Le personnage maudit du rap féminin, c'est Charli Baltimore. A deux reprises au moins, elle sembla promise au succès, mais à chaque fois, la machine s'est enrayée. La première occasion, ce fut au milieu de la décennir 90, quand elle devint la maîtresse et la protégée de Biggie, et qu'il voulut monter The Commission, un super-groupe avec Puff Daddy, Jay-Z, Lil Cease, elle et lui. La seconde survint un peu plus tard, au début des années 2000, quand ce fut au tour d'Irv Gotti de la prendre sous son aile chez Murder Inc., et de produire le single à succès "Down 4 U" avec Ja Rule, Ashanti et Vita. Cependant, les albums que la rappeuse aux cheveux rouges (voire blonds, selon) aurait dû sortir au terme de ces périodes fastes n'ont jamais vraiment vu le jour.

CHARLI BALTIMORE - The Diary

C'est comme si, à chaque fois, le destin rattrapait cette femme qui n'a pas toujours eu la vie facile. Née à Philadelphie d'un père allemand et d'une mère afro-américaine, Tiffany Lane (le nom Charli Baltimore lui vient d'un personnage de film joué par Geena Davis), en effet, a été une mère adolescente soumise à un amant violent, avant de rencontrer Notorious B.I.G. et de devenir une rappeuse. Et après la tragédie personnelle qu'a été le meurtre de ce dernier, elle passa par une dépression marquée par les décès consécutifs de plusieurs de ses proches. Quant à ses albums avortés, ils ont tous les deux souffert de conflits avec ses labels.

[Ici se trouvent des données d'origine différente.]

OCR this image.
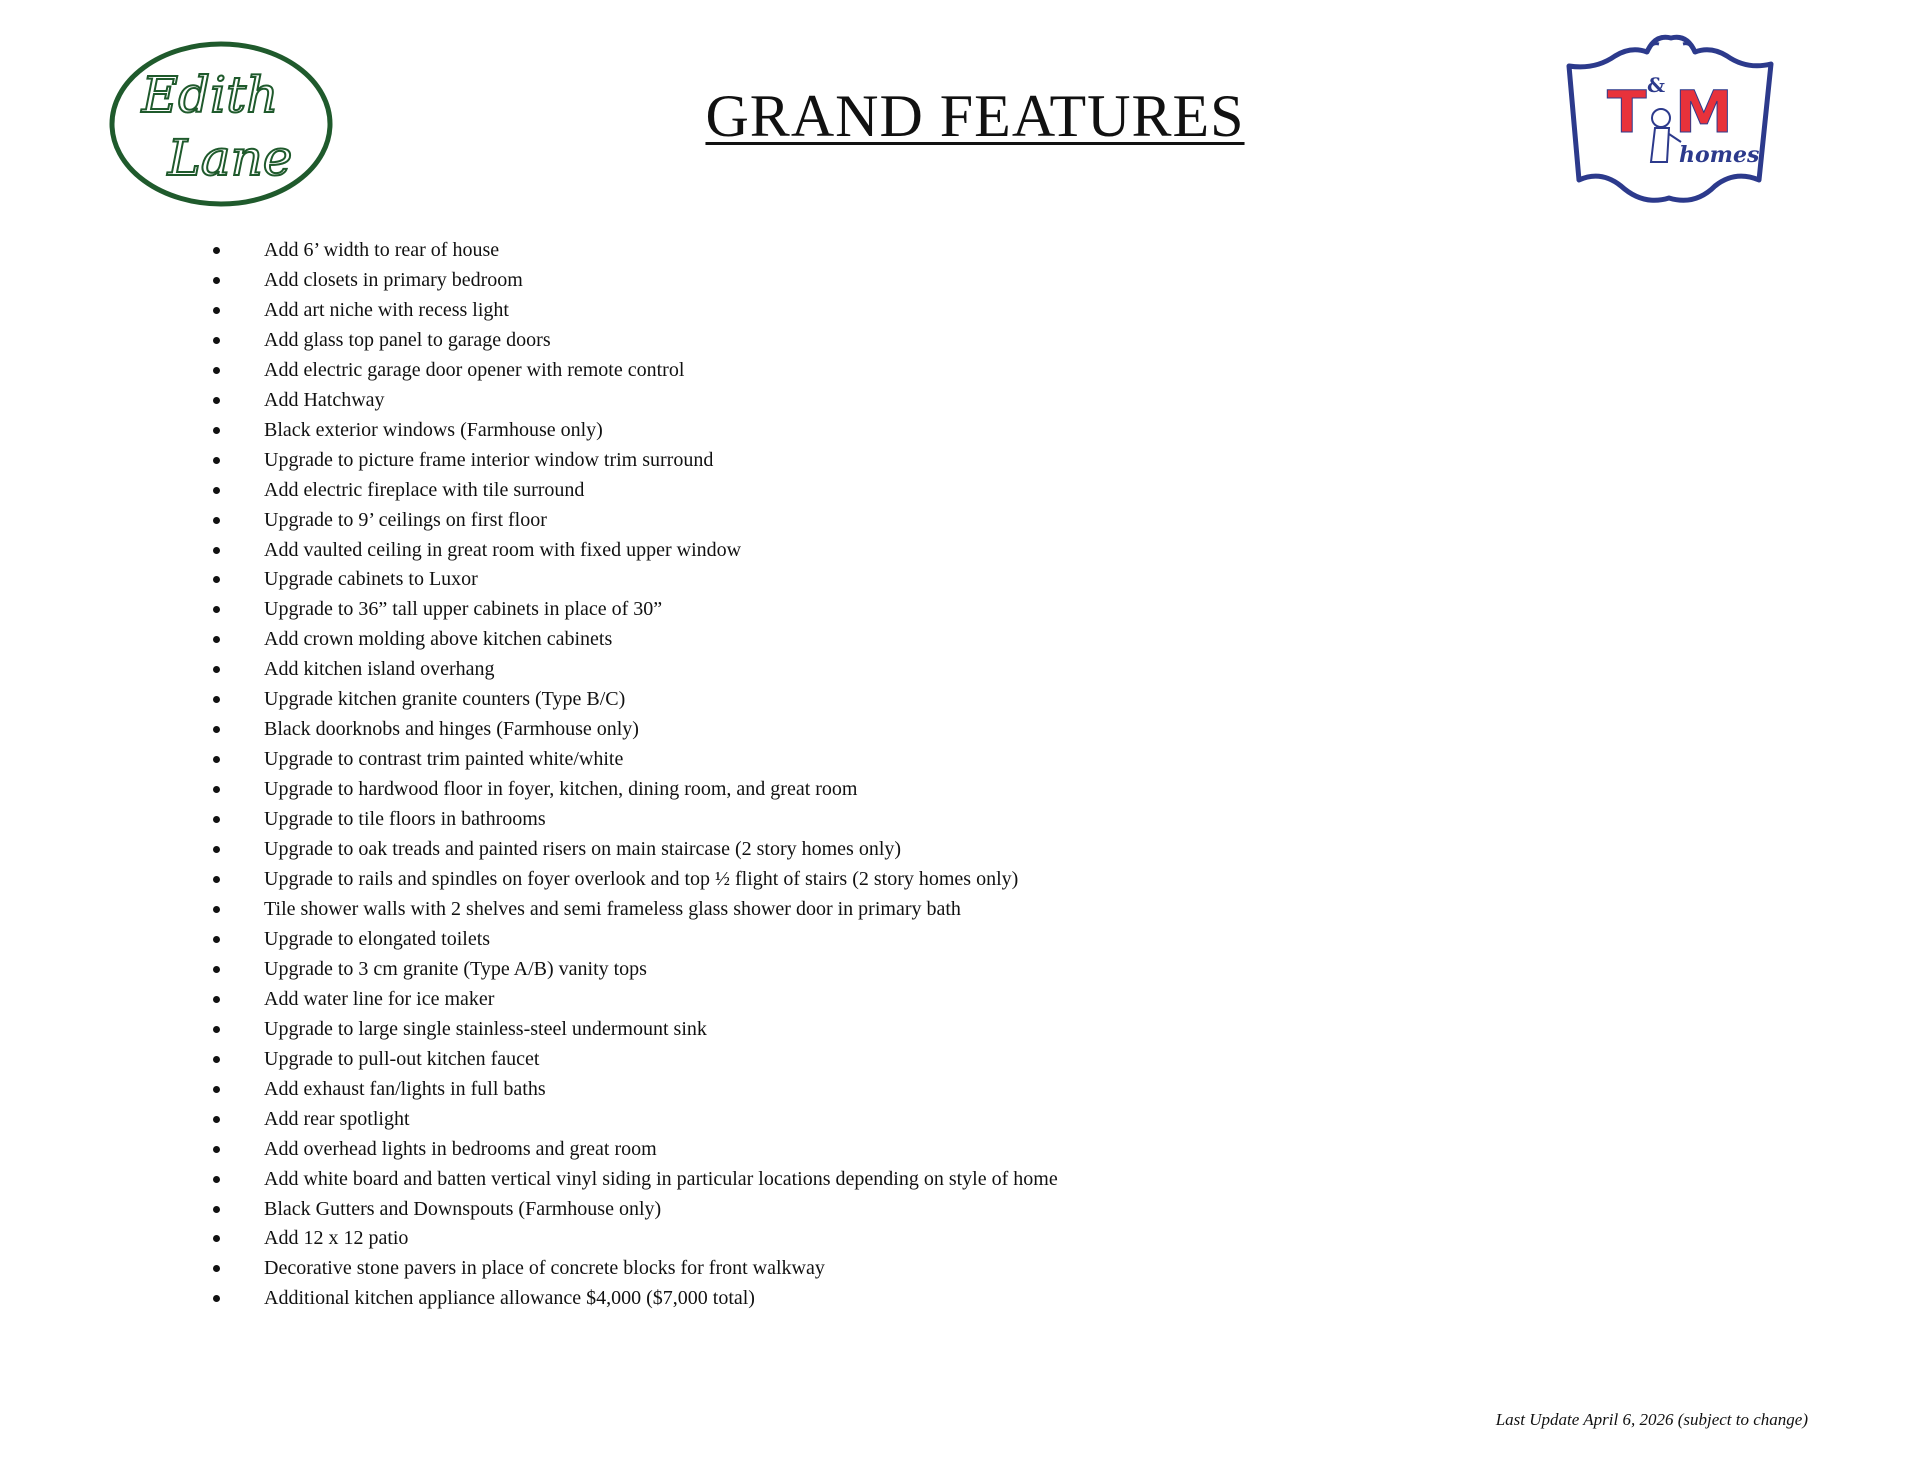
Edith
Lane
GRAND FEATURES	T & M
homes
Add 6’ width to rear of house
Add closets in primary bedroom
Add art niche with recess light
Add glass top panel to garage doors
Add electric garage door opener with remote control
Add Hatchway
Black exterior windows (Farmhouse only)
Upgrade to picture frame interior window trim surround
Add electric fireplace with tile surround
Upgrade to 9’ ceilings on first floor
Add vaulted ceiling in great room with fixed upper window
Upgrade cabinets to Luxor
Upgrade to 36” tall upper cabinets in place of 30”
Add crown molding above kitchen cabinets
Add kitchen island overhang
Upgrade kitchen granite counters (Type B/C)
Black doorknobs and hinges (Farmhouse only)
Upgrade to contrast trim painted white/white
Upgrade to hardwood floor in foyer, kitchen, dining room, and great room
Upgrade to tile floors in bathrooms
Upgrade to oak treads and painted risers on main staircase (2 story homes only)
Upgrade to rails and spindles on foyer overlook and top ½ flight of stairs (2 story homes only)
Tile shower walls with 2 shelves and semi frameless glass shower door in primary bath
Upgrade to elongated toilets
Upgrade to 3 cm granite (Type A/B) vanity tops
Add water line for ice maker
Upgrade to large single stainless-steel undermount sink
Upgrade to pull-out kitchen faucet
Add exhaust fan/lights in full baths
Add rear spotlight
Add overhead lights in bedrooms and great room
Add white board and batten vertical vinyl siding in particular locations depending on style of home
Black Gutters and Downspouts (Farmhouse only)
Add 12 x 12 patio
Decorative stone pavers in place of concrete blocks for front walkway
Additional kitchen appliance allowance $4,000 ($7,000 total)
Last Update April 6, 2026 (subject to change)
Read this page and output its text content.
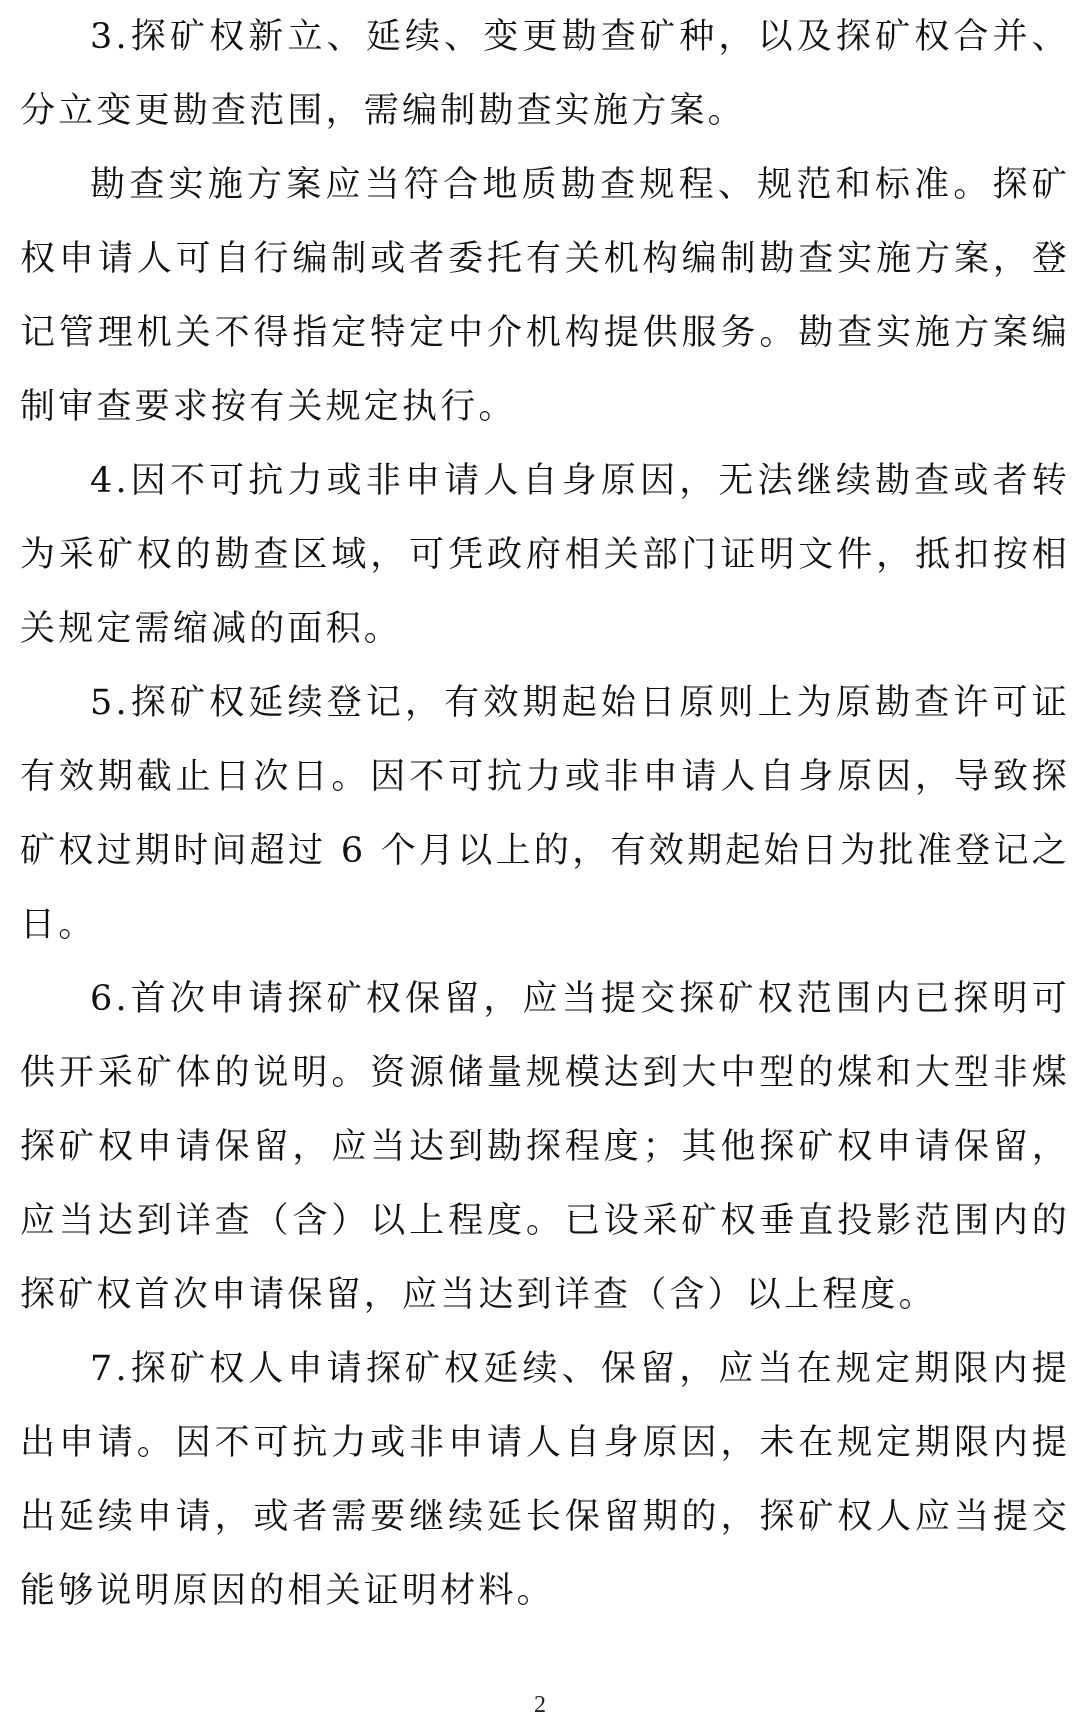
3.探矿权新立、延续、变更勘查矿种，以及探矿权合并、分立变更勘查范围，需编制勘查实施方案。

勘查实施方案应当符合地质勘查规程、规范和标准。探矿权申请人可自行编制或者委托有关机构编制勘查实施方案，登记管理机关不得指定特定中介机构提供服务。勘查实施方案编制审查要求按有关规定执行。

4.因不可抗力或非申请人自身原因，无法继续勘查或者转为采矿权的勘查区域，可凭政府相关部门证明文件，抵扣按相关规定需缩减的面积。

5.探矿权延续登记，有效期起始日原则上为原勘查许可证有效期截止日次日。因不可抗力或非申请人自身原因，导致探矿权过期时间超过 6 个月以上的，有效期起始日为批准登记之日。

6.首次申请探矿权保留，应当提交探矿权范围内已探明可供开采矿体的说明。资源储量规模达到大中型的煤和大型非煤探矿权申请保留，应当达到勘探程度；其他探矿权申请保留，应当达到详查（含）以上程度。已设采矿权垂直投影范围内的探矿权首次申请保留，应当达到详查（含）以上程度。

7.探矿权人申请探矿权延续、保留，应当在规定期限内提出申请。因不可抗力或非申请人自身原因，未在规定期限内提出延续申请，或者需要继续延长保留期的，探矿权人应当提交能够说明原因的相关证明材料。

2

Le second d'entre eux, The Diary, finit pourtant par prendre forme, officieusement en tout cas, quand il fut distribué gratuitement sur Internet, à la manière d'une mixtape. Il s'agissait en fait de l'assemblage éclectique de singles et de collaborations issues de compilations Murder Inc. ou d'autres albums, plutôt que de l'objet original. Mais qu'importe, hormis le son parfois approximatif, il avait tous les traits d'un album de major : plusieurs tubes (les cinq singles qui avaient annoncé la sortie étaient recyclés ici), des invités prestigieux, une grande diversité des sons et une large pluralité de registres. Ainsi entendait-on, en plus de violents hymnes de thugs ("We Still don't Give a Fuck"), un titre où Charli Baltimore représentait avec Eve sa ville d'origine ("Philly's Finest"), un diss track à l'encontre de Lil' Kim délivré avec le renfort de Foxy Brown ("Never See Kim in the Hood"), la rituelle chanson d'amour R&B ("Spending Time", un titre de Christina Milan), des passages club comme "Last Temptation" (une collaboration issue de l'album homonyme de Ja Rule), et même un morceau pro-black, "Blak Iz Blak", un extrait de la BO du Bamboozled de Spike Lee, avec Mos Def, MC Serch, Canibus et quelques autres.

Mais naturellement, une bonne partie de l'exercice consistait à mettre en avant la principale intéressée, qui se montrait mordante et agressive sur de nombreux morceaux comme "The Diary" "No One Does It Better" ou encore "Niggaz Aint Shit". Il s'agissait de la mettre en scène en train de pratiquer un rap de brute magnifique dans le style de la tête de proue de Murder Inc., Ja Rule, dont la voix grasse s'entendait à plusieurs reprises, bien sûr, par exemple sur son propre titre "Down Bitch", une sorte de Bonnie and Clyde rejoué par le duo de rappeurs. Sur chaque morceau, Charli Baltimore demeurait au centre du jeu. Et pour cela, on acceptera que cette compilation pirate hétéroclite passe pour l'album qu'elle n'a jamais vraiment sorti.